Muchos constitucionalistas se han partido la cara en Cataluña durante décadas frente al nacionalismo catalán para mantener viva esa trama de afectos. Pero los gobiernos de España siempre les han dado la espalda. Siempre les han utilizado como moneda de cambio. Comenzó Felipe González con su trapicheos con Pujol. Siguió Aznar con el indecente Pacto del Majestic. Zapatero subió la apuesta con el infame Estatut. Y Rajoy remató la ignominia con sus pactos con Artur Mas --antes de que se echara al monte-- y con la aplicación de un 155 ridículo.

Ni siquiera los que decían que venían a representarnos y defendernos aguantaron el tipo aquí. A Rivera, Arrimadas, Sánchez-Camacho, Levy y compañía les faltó tiempo para poner pies en polvorosa y largarse a vivir mucho más tranquilos en Madrid en cuanto tuvieron la oportunidad.

Ahora, Sánchez vuelve con la misma cantinela. Los indultos son solo el primer paso del plan. Vuelven las concesiones a los independentistas. Vuelven las ofertas para contentarlos. Vuelven los traspasos de competencias y los agravios entre españoles. Vuelve el pujolismo más repugnante. Vuelve un Estatut que nadie ha pedido. Vuelve el nacionalismo en vena.

Y, como siempre, los catalanes constitucionalistas seremos los sacrificados. Volvemos a estar en almoneda.

Lo que vimos en las jornadas del Cercle y en el vodevil de Sánchez en el Liceu es una muestra desalentadora de lo que se avecina. Todo ello con la colaboración necesaria de una sociedad civil adocenada, aborregada, pusilánime, sumisa, genuflexa y en oferta.

¿Qué hay de lo nuestro?, preguntamos. No es el momento, nos responden los sanchistas, como antes hizo el felipismo, el aznarismo, el zapaterismo y el rajoyismo.

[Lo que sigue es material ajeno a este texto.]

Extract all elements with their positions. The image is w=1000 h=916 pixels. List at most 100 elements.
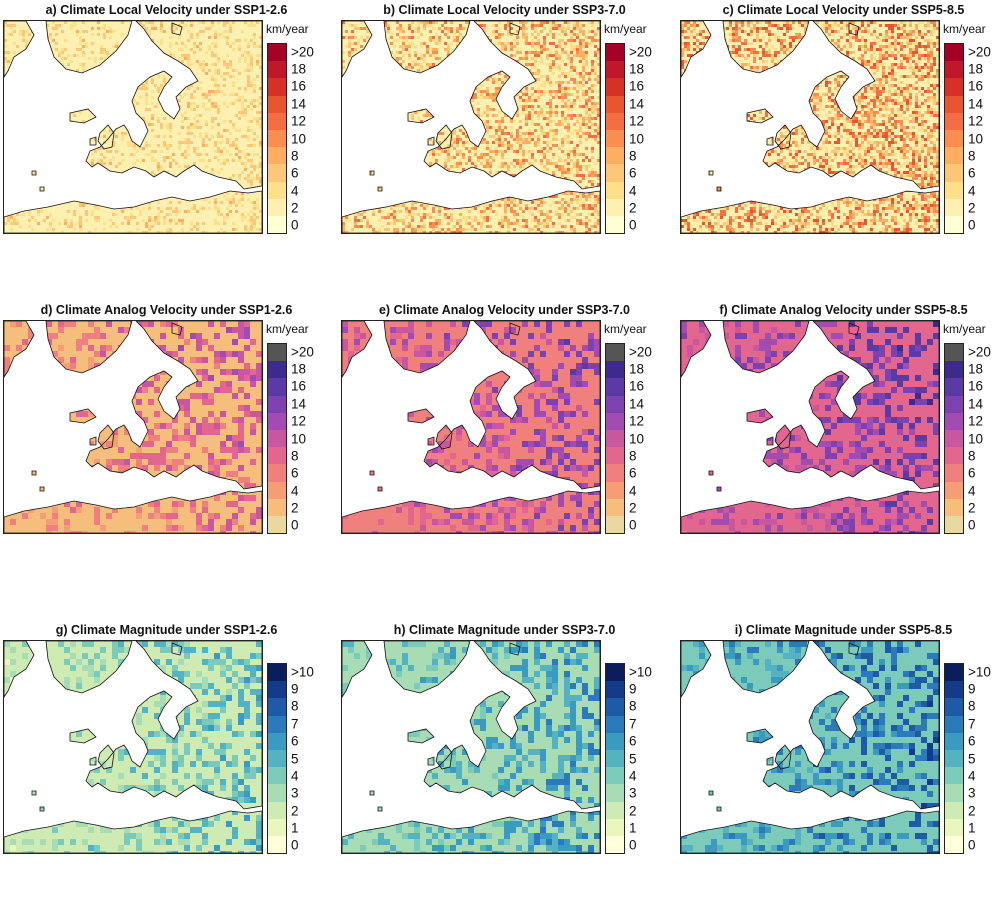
map-panel: d) Climate Analog Velocity under SSP1-2.… bbox=[0, 300, 333, 596]
colorbar-segment bbox=[606, 836, 624, 853]
land-fill bbox=[342, 21, 600, 233]
land-fill bbox=[342, 321, 600, 533]
colorbar-segment bbox=[606, 819, 624, 836]
colorbar-tick-label: 0 bbox=[629, 519, 637, 533]
colorbar-segment bbox=[606, 750, 624, 767]
colorbar-segment bbox=[268, 147, 286, 164]
colorbar-tick-label: 1 bbox=[968, 821, 976, 835]
colorbar-segment bbox=[268, 819, 286, 836]
colorbar-segment bbox=[268, 199, 286, 216]
map-panel: b) Climate Local Velocity under SSP3-7.0… bbox=[338, 0, 671, 296]
colorbar-segment bbox=[945, 499, 963, 516]
colorbar-segment bbox=[945, 430, 963, 447]
colorbar-segment bbox=[945, 130, 963, 147]
colorbar-segment bbox=[268, 344, 286, 361]
colorbar-segment bbox=[945, 716, 963, 733]
colorbar-segment bbox=[945, 96, 963, 113]
colorbar-tick-label: 2 bbox=[291, 201, 299, 215]
colorbar-segment bbox=[606, 413, 624, 430]
colorbar-segment bbox=[268, 767, 286, 784]
map-image bbox=[680, 20, 940, 234]
map-image bbox=[3, 640, 263, 854]
colorbar-segment bbox=[606, 378, 624, 395]
colorbar-tick-label: 1 bbox=[629, 821, 637, 835]
colorbar-tick-label: 6 bbox=[629, 166, 637, 180]
colorbar-tick-label: 10 bbox=[291, 132, 306, 146]
colorbar-segment bbox=[606, 199, 624, 216]
colorbar-tick-label: 10 bbox=[291, 432, 306, 446]
colorbar-segment bbox=[945, 361, 963, 378]
colorbar-tick-label: >10 bbox=[291, 665, 314, 679]
colorbar-tick-label: 10 bbox=[629, 432, 644, 446]
colorbar-tick-label: 4 bbox=[291, 184, 299, 198]
colorbar-tick-label: 8 bbox=[291, 700, 299, 714]
colorbar-tick-label: 6 bbox=[291, 166, 299, 180]
colorbar-segment bbox=[268, 516, 286, 533]
colorbar-tick-label: 4 bbox=[968, 484, 976, 498]
colorbar-segment bbox=[945, 664, 963, 681]
colorbar-tick-label: 3 bbox=[629, 786, 637, 800]
colorbar-segment bbox=[945, 767, 963, 784]
colorbar-tick-label: 14 bbox=[291, 97, 306, 111]
colorbar-segment bbox=[945, 698, 963, 715]
colorbar-tick-label: 4 bbox=[629, 484, 637, 498]
colorbar-segment bbox=[945, 78, 963, 95]
panel-title: d) Climate Analog Velocity under SSP1-2.… bbox=[0, 303, 333, 317]
colorbar bbox=[605, 43, 625, 234]
colorbar-segment bbox=[945, 733, 963, 750]
colorbar-tick-label: 12 bbox=[291, 114, 306, 128]
colorbar-tick-label: 2 bbox=[629, 201, 637, 215]
colorbar-tick-label: 18 bbox=[968, 362, 983, 376]
colorbar bbox=[944, 663, 964, 854]
colorbar-tick-label: 9 bbox=[968, 682, 976, 696]
colorbar-tick-label: 4 bbox=[291, 484, 299, 498]
colorbar-tick-label: 7 bbox=[291, 717, 299, 731]
colorbar-segment bbox=[945, 61, 963, 78]
colorbar-segment bbox=[268, 130, 286, 147]
colorbar-unit-label: km/year bbox=[266, 322, 309, 336]
colorbar-segment bbox=[606, 681, 624, 698]
colorbar-tick-label: 0 bbox=[291, 519, 299, 533]
colorbar-segment bbox=[945, 113, 963, 130]
colorbar-segment bbox=[606, 164, 624, 181]
colorbar-tick-label: 0 bbox=[968, 519, 976, 533]
colorbar-segment bbox=[268, 698, 286, 715]
colorbar-segment bbox=[606, 182, 624, 199]
colorbar-segment bbox=[268, 216, 286, 233]
colorbar-segment bbox=[945, 802, 963, 819]
colorbar-segment bbox=[268, 182, 286, 199]
colorbar-tick-label: 4 bbox=[291, 769, 299, 783]
colorbar-segment bbox=[268, 61, 286, 78]
colorbar-segment bbox=[606, 664, 624, 681]
map-image bbox=[680, 640, 940, 854]
colorbar-tick-label: 9 bbox=[291, 682, 299, 696]
colorbar-tick-label: 6 bbox=[968, 734, 976, 748]
colorbar-tick-label: 12 bbox=[291, 414, 306, 428]
colorbar-segment bbox=[606, 733, 624, 750]
panel-title: c) Climate Local Velocity under SSP5-8.5 bbox=[677, 3, 1000, 17]
colorbar-tick-label: 2 bbox=[291, 501, 299, 515]
colorbar-tick-label: 14 bbox=[968, 97, 983, 111]
colorbar bbox=[267, 43, 287, 234]
land-fill bbox=[4, 21, 262, 233]
colorbar-tick-label: 8 bbox=[968, 449, 976, 463]
colorbar-segment bbox=[606, 344, 624, 361]
map-image bbox=[680, 320, 940, 534]
colorbar-segment bbox=[268, 836, 286, 853]
panel-title: f) Climate Analog Velocity under SSP5-8.… bbox=[677, 303, 1000, 317]
colorbar-segment bbox=[945, 819, 963, 836]
colorbar-tick-label: 4 bbox=[629, 184, 637, 198]
colorbar-tick-label: 2 bbox=[968, 804, 976, 818]
colorbar-segment bbox=[945, 447, 963, 464]
colorbar-segment bbox=[606, 78, 624, 95]
colorbar-tick-label: 12 bbox=[968, 414, 983, 428]
colorbar-segment bbox=[268, 750, 286, 767]
colorbar-tick-label: 16 bbox=[291, 80, 306, 94]
colorbar-segment bbox=[268, 716, 286, 733]
land-fill bbox=[4, 321, 262, 533]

Al igual que han hecho todos los gobiernos nacionalistas en Cataluña, los gobiernos de la nación siguen ignorando y ninguneando a la mitad de los catalanes. Hay dos Cataluñas, y una de ellas vuelve a ser inmolada.

Ante este escenario, parece normal que cada vez más constitucionalistas en Cataluña empiecen a desconectar de España. Es previsible que en los próximos tiempos los catalanes que se sienten españoles se sientan un poco menos españoles. Que crezca en ellos la desafección hacia su país.

¿De qué sirve España, si no les protege? ¿De qué sirve España, si no les defiende del nacionalismo extremo? ¿Para qué seguir partiéndose la cara por un proyecto común, si sus compatriotas de Andalucía, Murcia, Extremadura, Galicia, Castilla-La Mancha, Canarias, Asturias, Aragón… siguen avalando gobiernos que ceden con gusto al chantaje del nacionalismo catalán a cambio de mantenerse en el poder? La trama de afectos hay que cultivarla también desde el resto de España.

El sentimentalismo tiene límites. Y los gobiernos de España llevan mucho tiempo poniendo a prueba el de los constitucionalistas catalanes.

No tengo claro que una España en la que se intensifiquen las desigualdades territoriales sea atractiva para muchos ciudadanos. No me parece que una España que abandone a su suerte a quienes la defienden en Cataluña merezca demasiado la pena.

A mí, desde luego, esa España no me interesa lo más mínimo.